After I landed a role with a new organization and applied digital forensic concepts full-time, I revisited my interest to learn how to use XWF and tackle the certification.

I signed up for X-Ways’ four-day forensics course, along with a X-PERT certification attempt in 2021.  I also took advantage of an option to purchase a discounted perpetual license of XWF.  The course delivered XWF content, as advertised.  It was great!  The course described how to efficiently utilize specific XWF functionalities and how it works.  However, after trying to read the manual for the first time, I recognized I needed to exert additional effort to really understand how to use XWF before attempting the X-PERT certification.
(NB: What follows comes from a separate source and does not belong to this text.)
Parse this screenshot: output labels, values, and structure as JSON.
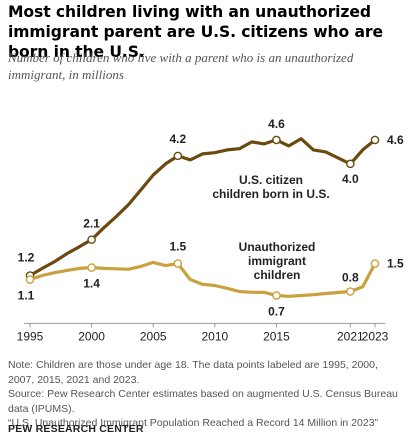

I appreciate the manual very much.  Every time I reference it, I learn more about the program.   As a new user (of anything), however, I need generalized concepts to keep me grounded when I encounter new, highly technical, topics.  That was when I reached out to my shelf and cracked open the X-Ways Forensics Practitioner’s Guide 1E again.  It was apparent the software changed considerably since the guide was written.  The guide, at least, was helpful for me to read something other than the manual and used it to jot down what I observed that was different.

When I attempted the X-PERT exam – I knew I failed it before it ended. I was disappointed, but in good spirits.  1) I understood the exam was intended to be difficult.  2) Soon after my attempt, I became a dad. 

I took a break from XWF to adapt to my new role as a parent.

Several months passed before I revisited XWF.  For me, the challenge was remembering where certain checkboxes are located and understanding how combinations of the checkboxes affect functionality.  These are the things I did that I found helpful:

1. I read the manual and performed exercises to try out specific XWF functions. 
2. I created brief scenarios and wrote down processes/workflows to address them.  I cross referenced those processes/workflows to pages in the manual.
3. Used XWF on CTF images I participated in.
4. Created my own RAIDs to understand how to reconstruct them.
5. Visited and searched the forum if I found myself stuck.  Before I posted a question, I spent even more time to eliminate myself as the problem.

All these things increased my confidence and competency as a XWF user.  Fortunately, all this preparation also allowed me to seize an unexpected opportunity.

When Brett Shavers announced he was offering a live XWF class, I knew I had to sign up (Yes, the class was great, too!). It was also around that time I learned Shavers was accepting contributions for the new edition of the X-Ways Forensics Practitioner’s Guide. I had a few processes written down, so why not? Self-doubt.

I almost didn’t submit anything, but I eventually got over myself.  After I submitted a draft, and a revision, I let it go.  I was focused on preparing for my second attempt at the X-PERT exam.

Despite an “advantage” of previously taking the exam, it was still difficult.  However, I was elated to learn that I passed the exam.  It wasn’t long after my successful attempt at the X-PERT exam that I learned that my contribution made it to *the* X-Ways Forensics Practitioner’s Guide.  Now that I finally received my copy, I’m eager to work through the guide and learn about other contributors’ workflows.

In the introduction, a statement on Shavers’ intended audience caught my attention. Shavers writes, “One unintended benefit for XWF users is that by understanding how XWF works […], users are exposed to a greater depth of forensics.  There is no better way to learn forensics than to have granular control of the data being examined…”

Based on my growth with XWF, that is spot-on.

Eric Zimmerman’s advice six years ago remains true today, “learn the data, learn forensic concepts, learn to tell a story.” Learn how to effectively use XWF and you’ll likely learn some forensics on the way.